Dors, mon fieux, dors,
Bercé, berçant.
Fait froid dehors,
Ça glace l’ sang.
Mais gna d’ chez soi
Qu’ pour ceux qu’a d’ quoi.
Ouvrez la porte
Aux petiots qui ont bien froid.
Les petiots claquent des dents.
Ohé! ils vous écoutent!
S’il fait chaud là-dedans,
Bonnes gens,
Il fait froid sur la route.
Ouvrez la porte
Aux petiots qui ont bien faim.
Les petiots claquent des dents.
Ohé! il faut qu’ils entrent!
Vous mangez là-dedans,
Bonnes gens;
Eux n’ont rien dans le ventre.
Ouvrez la porte
Aux petiots qui ont sommeil.
Les petiots claquent des dents.
Ohé! leur faut la grange!
Vous dormez là-dedans,
Bonnes gens;
Eux, les yeux leur démangent.
Ouvrez la porte
Aux petiots qu’ont un briquet.
Les petiots grincent des dents.
Ohé! les durs d’oreille!
Nous verrons là-dedans,
Bonnes gens,
Si le feu vous réveille.
Dans le ciel clair, à tire-d’aile,
Les hirondelles
De l’autre année
Reviennent à leurs cheminées.
Et nous, nous revenons aussi,
Et nous voici
Par les chemins,
Les va-nu-pieds tendant la main.
Après le pain et la piquette
Toujours en quête,
Nous ons la gorge
Plus rouge qu’un brûlant de forge.
Donnez du pain, donnez des sous!
Car nous sons saoûls
D’aller à pied
Sans avoir rien dans le gésier.
Du pain de son! Des sous de cuivre!
C’est pour nous vivre.
Mais va-t’-fair’ fiche!
On nous prend pour des merlifiches.
Des sous! Des sous! Ou nous volons
Les beaux p’tiots blonds,
Les beaux amours,
Qu’on les vend cher aux faiseux d’tours.
Mes braves bons messieurs et dames,
Par Sainte-Marie-Notre-Dame,
Voyez le pauvre vieux stropiat.
Pater noster! Ave Maria!
Ayez pitié!
Mes braves bons messieurs et dames,
La charité des bonnes âmes!
Un p’tit sou, et Dieu vous l’ rendra.
Pater noster! Ave Maria!
Ayez pitié!
Mes braves bons messieurs et dames,
Chez ceux qui ne voient pas les larmes,
Quand Dieu le veut, grêle il y a.
Pater noster! Ave Maria!
Ayez pitié!
Mes braves bons messieurs et dames,
La vache qui vêle, ou la femme,
Si je le dis, son fruit mourra.
Pater noster! Ave Maria!
Ayez pitié!
Mes braves bons messieurs et dames,
Au jeteu d’ sorts, au preneu d’âmes,
Donnez un p’tit sou, qui qu’en a.
Pater noster! Ave Maria!
Ayez pitié!
L’épine est en fleurs; à l’épine blanche,
En me promenant, j’ai pris une branche.
J’avais emporté mon petit couteau,
Oh! Oh!
Avec mon couteau
J’ai coupé la branche
Bien haut.
Je vais dans le ru pêcher à la ligne.
Beaux poissons d’argent, je vous ferai signe.

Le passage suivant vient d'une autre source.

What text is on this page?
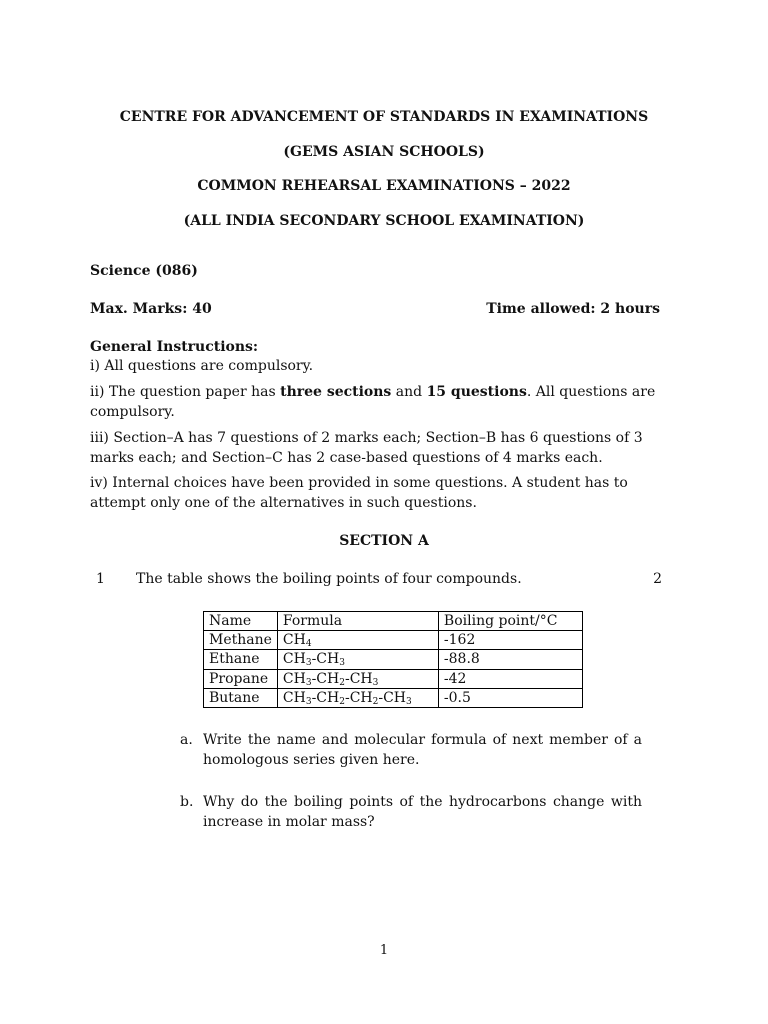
CENTRE FOR ADVANCEMENT OF STANDARDS IN EXAMINATIONS
(GEMS ASIAN SCHOOLS)
COMMON REHEARSAL EXAMINATIONS – 2022
(ALL INDIA SECONDARY SCHOOL EXAMINATION)
Science (086)
Max. Marks: 40	Time allowed: 2 hours
General Instructions:
i) All questions are compulsory.
ii) The question paper has three sections and 15 questions. All questions are compulsory.
iii) Section–A has 7 questions of 2 marks each; Section–B has 6 questions of 3 marks each; and Section–C has 2 case-based questions of 4 marks each.
iv) Internal choices have been provided in some questions. A student has to attempt only one of the alternatives in such questions.
SECTION A
1 The table shows the boiling points of four compounds.	2
Name	Formula	Boiling point/°C
Methane	$CH_4$	-162
Ethane	$CH_3-CH_3$	-88.8
Propane	$CH_3-CH_2-CH_3$	-42
Butane	$CH_3-CH_2-CH_2-CH_3$	-0.5
a. Write the name and molecular formula of next member of a homologous series given here.
b. Why do the boiling points of the hydrocarbons change with increase in molar mass?
1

Voyez au soleil briller mon couteau,
Oh! Oh!
Avec mon couteau
Je vous ferai signe
Dans l’eau.
Quand je serai grand, pour gagner des sommes,
J’en ferai ma lance et tûrai les hommes.
Pour fer elle aura le fer du couteau,
Oh! Oh!
Avec mon couteau
Je troûrai aux hommes
La peau.
Quand je serai vieux et la barbe blanche,
Pour béquille alors je prendrai ma branche.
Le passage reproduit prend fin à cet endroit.